Bion entendia que ao processar pensamentos puros e transformá-los em pensamentos conscientes, as pessoas poderiam transformar suas emoções de uma forma mais saudável e aliviar a dor emocional e psíquica.
A teoria de Bion teve grande influência na interface entre a medicina e a psicanálise atual.
Ele desafiou a visão puramente ontológica da psicanálise, concentrada na necessidade de atrelar os sintomas dos pacientes em diagnósticos pré-moldados, conforme teorias de transferências ou das posições, citando as bases de estudo de Freud e Klein, respectivamente.
As mudanças para uma epistemologia não convencional destacadas por Bion, demonstram a importância de explorar os aspectos emocionais e psicológicos dos pacientes, inclusive daqueles com doenças crônicas ou psicoses.
Bion desempenhou um papel importante na mudança da psicanálise, afastando-a fundamentalmente de seu viés médico e destacando a evolução emocional do paciente, para compreensão da mente humana. A contribuição de Bion é um exemplo notável de como a psicanálise evoluiu para abraçar uma visão mais abrangente e holística da existência humana.

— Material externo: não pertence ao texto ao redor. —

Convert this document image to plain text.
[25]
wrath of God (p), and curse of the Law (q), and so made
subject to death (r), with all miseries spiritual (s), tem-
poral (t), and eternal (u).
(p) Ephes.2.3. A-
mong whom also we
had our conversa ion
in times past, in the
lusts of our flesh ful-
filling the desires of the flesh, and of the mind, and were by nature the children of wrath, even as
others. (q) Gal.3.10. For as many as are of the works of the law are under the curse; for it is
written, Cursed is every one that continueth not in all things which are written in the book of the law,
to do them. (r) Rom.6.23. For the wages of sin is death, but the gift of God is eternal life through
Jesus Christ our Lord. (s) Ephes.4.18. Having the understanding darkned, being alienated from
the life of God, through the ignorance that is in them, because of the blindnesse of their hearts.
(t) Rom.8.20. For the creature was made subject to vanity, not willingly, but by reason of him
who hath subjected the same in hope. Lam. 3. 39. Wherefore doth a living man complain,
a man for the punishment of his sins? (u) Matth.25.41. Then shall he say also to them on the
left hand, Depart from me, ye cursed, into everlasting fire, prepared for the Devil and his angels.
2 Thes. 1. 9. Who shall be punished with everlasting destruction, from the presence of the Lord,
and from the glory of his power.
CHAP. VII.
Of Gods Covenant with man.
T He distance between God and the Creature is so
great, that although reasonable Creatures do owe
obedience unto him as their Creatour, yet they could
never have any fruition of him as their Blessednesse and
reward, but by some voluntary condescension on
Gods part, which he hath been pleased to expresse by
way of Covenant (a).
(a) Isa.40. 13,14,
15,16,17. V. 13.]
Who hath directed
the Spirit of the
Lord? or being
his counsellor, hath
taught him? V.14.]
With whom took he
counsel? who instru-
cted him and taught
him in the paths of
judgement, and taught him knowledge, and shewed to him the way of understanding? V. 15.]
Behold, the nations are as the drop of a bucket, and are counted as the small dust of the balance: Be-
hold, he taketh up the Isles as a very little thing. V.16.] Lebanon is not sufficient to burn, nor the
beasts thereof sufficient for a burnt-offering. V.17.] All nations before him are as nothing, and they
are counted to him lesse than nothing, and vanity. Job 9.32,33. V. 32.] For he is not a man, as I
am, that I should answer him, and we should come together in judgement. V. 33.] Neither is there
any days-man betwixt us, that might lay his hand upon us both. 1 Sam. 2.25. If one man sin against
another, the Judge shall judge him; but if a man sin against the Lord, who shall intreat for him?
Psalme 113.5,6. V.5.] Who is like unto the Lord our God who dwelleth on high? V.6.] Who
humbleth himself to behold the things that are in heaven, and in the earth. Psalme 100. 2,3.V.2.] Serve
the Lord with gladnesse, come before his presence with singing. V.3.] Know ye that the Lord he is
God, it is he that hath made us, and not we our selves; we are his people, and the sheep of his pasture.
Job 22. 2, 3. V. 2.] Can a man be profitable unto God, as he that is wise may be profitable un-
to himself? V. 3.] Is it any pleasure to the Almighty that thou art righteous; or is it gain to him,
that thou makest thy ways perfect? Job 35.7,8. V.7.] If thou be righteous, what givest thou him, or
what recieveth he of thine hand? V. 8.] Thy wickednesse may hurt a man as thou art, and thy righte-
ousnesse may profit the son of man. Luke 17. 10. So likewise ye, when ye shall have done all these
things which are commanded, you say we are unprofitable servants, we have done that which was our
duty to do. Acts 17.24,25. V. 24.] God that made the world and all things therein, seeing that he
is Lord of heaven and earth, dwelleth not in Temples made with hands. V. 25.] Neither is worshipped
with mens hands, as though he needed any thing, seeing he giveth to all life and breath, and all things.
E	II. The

No início da psicanálise, Freud concentrou seus estudos com base na premissa de que os anseios e aflições humanos estão intimamente relacionados a experiências distantes que merecem uma investigação aprofundada.
Freud concluiu que os sintomas constituem reflexos de emoções e vivências que foram reprimidas, ocultas nas profundezas do inconsciente.
Assim, formulou teorias acerca das fases do desenvolvimento sexual humano, destaca a importância do Complexo de Édipo e desmembra o aparelho psíquico em Id, Ego e Superego.
A exploração teórica de Freud estabeleceu os fundamentos da psicanálise, e sua abordagem clínica segue uma lógica semelhante à da medicina, onde se procura a raiz de um sintoma, realizando uma investigação que, quando esclarecida, contribui para a cura do “problema”.
O analista empreende a busca por respostas, sabendo exatamente o que está procurando - emoções reprimidas - e onde deve direcionar sua pesquisa, ou seja, aplicar a experiência subjetiva humana à “fórmula” do Complexo de Édipo, para se descobrir as causas.
Outra personalidade crucial no desenvolvimento da psicanálise foi Melanie Klein, que avançou com os conceitos de Freud, sobretudo a partir da análise de crianças, adiantando o Complexo de Édipo para as fases mais precoces do desenvolvimento humano.
Klein também introduziu as lógicas das posições persecutória e depressiva e trouxe à tona o conceito de identificação projetiva, dentre outros.
A sua abordagem clínica também estava focada na busca de respostas no inconsciente, revisitando o período infantil e os estágios iniciais do desenvolvimento psíquico e as relações com objetos, tudo isso com o objetivo de atenuar sintomas e promover a cura.
Bion inova ao propor uma abordagem psicanalítica que, em resumo, não visa a diagnósticos ou esclarecimentos do passado. Em vez disso, amplia perspectivas e sugere diferentes maneiras de interpretar eventos psíquicos, conscientes ou inconscientes, promovendo uma exploração que capacita o paciente a descobrir novos conhecimentos sobre si mesmo, infinitamente.
A abordagem psicanalítica de Bion não se concentra em conceitos pré-determinados, como o Complexo de Édipo ou a Castração, mas sim em um processo de descoberta e transformação, questionamento e expansão do conhecimento. Não há busca por algo específico no inconsciente; em vez disso, tudo o que se apresenta é explorado em busca de entendimento.